22 Temmuz 2014 Salı

İkinci Vakıf, İsaac Asimov



Katır’ın Vakıf’ı dize getirmesinin üzerinden geçen 5 sene boyunca, 2. Vakıf’ın hayaletini ensesinde hisseden hükümdar en iyi adamlarını ava yollamak da dahil her şeyi yapmaya hazırdır. Bali Channis adlı hırslı genci dönüştürülmüş Han Pritcher ile beraber 2. Vakfı aramaya yollayan katır bir blöfler düellosunun göbeğine hükümdarlığının geleceğini koymuştur... Bilmediği ise gizemli Vakfın sandığından daha yakında ve tüm düzeni değiştirmeye hazır olduğudur.
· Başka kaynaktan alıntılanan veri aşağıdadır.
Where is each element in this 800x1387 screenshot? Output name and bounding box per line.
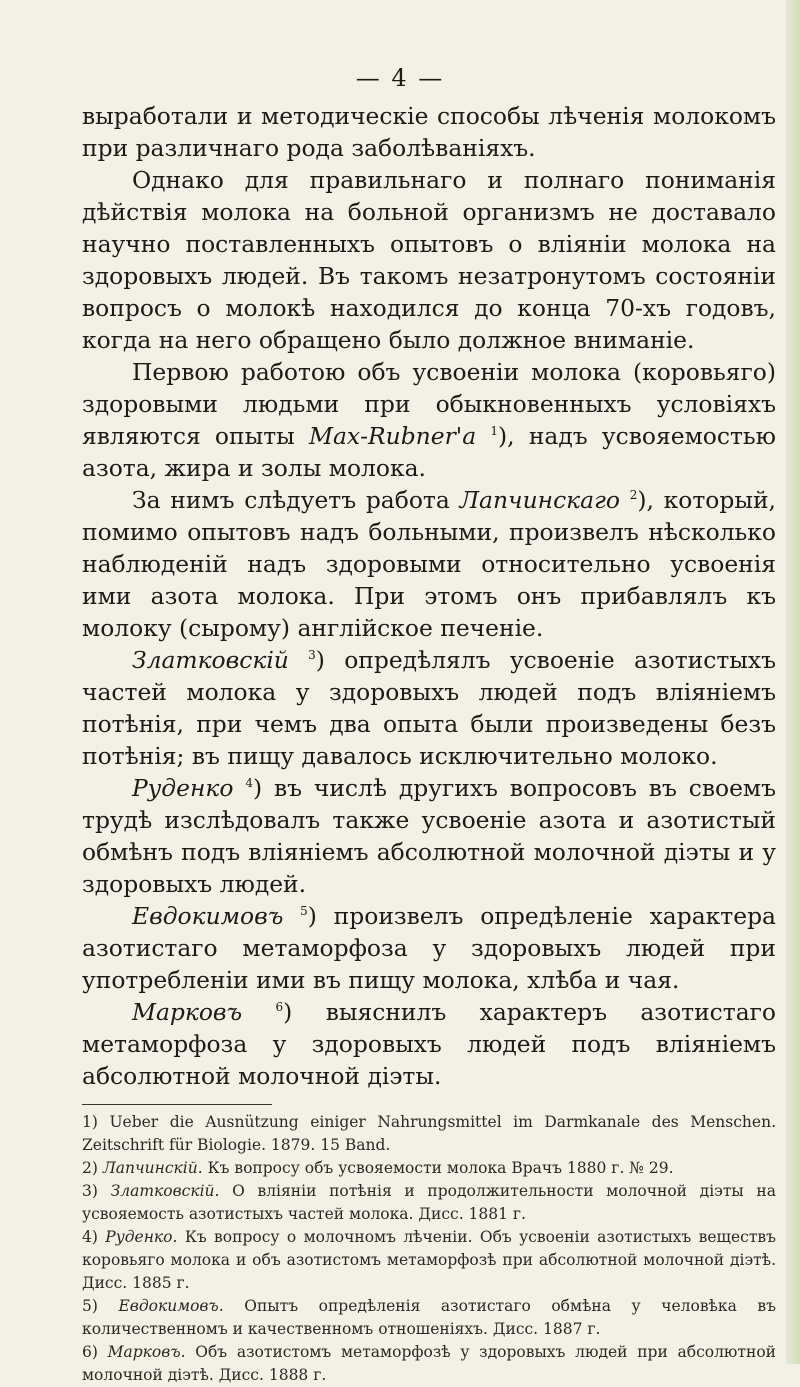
footnote-text: Ueber die Ausnützung einiger Nahrungsmittel im Darmkanale des Menschen. Zeitschrift für Biologie. 1879. 15 Band.: [82, 1113, 776, 1154]
footnote-mark: 6): [82, 1343, 98, 1361]
footnote-6: [82, 1341, 776, 1387]
footnote-text: Объ азотистомъ метаморфозѣ у здоровыхъ людей при абсолютной молочной діэтѣ. Дисс. 1888 г.: [82, 1343, 776, 1384]
footnote-ref[interactable]: 3: [308, 648, 316, 663]
paragraph-1: [82, 100, 776, 164]
author-name: Лапчинскаго: [459, 486, 620, 514]
author-name: Марковъ: [132, 998, 243, 1026]
paragraph-text: Однако для правильнаго и полнаго пониманія дѣйствія молока на больной организмъ не доставало научно поставленныхъ опытовъ о вліяніи молока на здоровыхъ людей. Въ такомъ незатронутомъ состояніи вопросъ о молокѣ находился до конца 70-хъ годовъ, когда на него обращено было должное вниманіе.: [82, 166, 776, 354]
footnote-mark: 5): [82, 1297, 98, 1315]
paragraph-text: За нимъ слѣдуетъ работа: [132, 486, 460, 514]
author-name: Евдокимовъ: [132, 902, 284, 930]
page-number: — 4 —: [355, 64, 445, 92]
footnote-author: Лапчинскій.: [102, 1159, 203, 1177]
paragraph-text: ) произвелъ опредѣленіе характера азотистаго метаморфоза у здоровыхъ людей при употребленіи ими въ пищу молока, хлѣба и чая.: [82, 902, 776, 994]
page-edge: [786, 0, 800, 1364]
author-name: Руденко: [132, 774, 234, 802]
author-name: Мах-Rubner'а: [309, 422, 477, 450]
paragraph-7: [82, 900, 776, 996]
footnote-1: [82, 1111, 776, 1157]
footnote-mark: 4): [82, 1228, 98, 1246]
footnote-3: [82, 1180, 776, 1226]
footnote-author: Евдокимовъ.: [118, 1297, 224, 1315]
paragraph-text: ) опредѣлялъ усвоеніе азотистыхъ частей молока у здоровыхъ людей подъ вліяніемъ потѣнія, при чемъ два опыта были произведены безъ потѣнія; въ пищу давалось исключительно молоко.: [82, 646, 777, 770]
footnote-divider: [82, 1104, 272, 1105]
footnote-2: [82, 1157, 776, 1180]
footnote-text: Къ вопросу о молочномъ лѣченіи. Объ усвоеніи азотистыхъ веществъ коровьяго молока и объ азотистомъ метаморфозѣ при абсолютной молочной діэтѣ. Дисс. 1885 г.: [82, 1228, 776, 1292]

Katır, genetik bir hata olan varlığını onatmak için tüm galaksiye diz çöktürmeyi kafasına koymuş ve bir bakıma da gerçekleştirmiş olan hüzünlü bir figür. Kısır olması hükümdarlığını sürdürecek çocuklara sahip olmayacağını okura yansıtırken tüm evrene karşı bir sefer düzenleyen bu mutant Napolyon’un kendini kabul ettirmek adına yapabileceğini şeyleri de net bir şekilde gösteriyor. Aşağılık kompleksi ve megalomani arasından sarkaç gibi gidip gelen Katır, zihinsel tecavüzü bir hak olarak görerek insanların düşüncelerini duygularını değiştiriyor ve onları uysal bir tebaa haline getiriyor. Seldon planı’nın esas koruyucuları olan 2. Vakıf gizliden gizliye Katır’a meydan okuyor ve sabırını test ederek kelime anlamıyla bir akıl savaşına zorluyorlar. Telepati kullanan 2. Vakıf ajanları mahremiyet olgusunu ortadan kaldırdıkları için tehlikeli düşmanlar. Katır’ın kibrini yem olarak kullanan 2. Vakıf üzerinden çok başarılı kurgu oyunları yürüten yazar, basit taşra yaşamına özlemi ve pastoral bir romantizmi de metnine katmış.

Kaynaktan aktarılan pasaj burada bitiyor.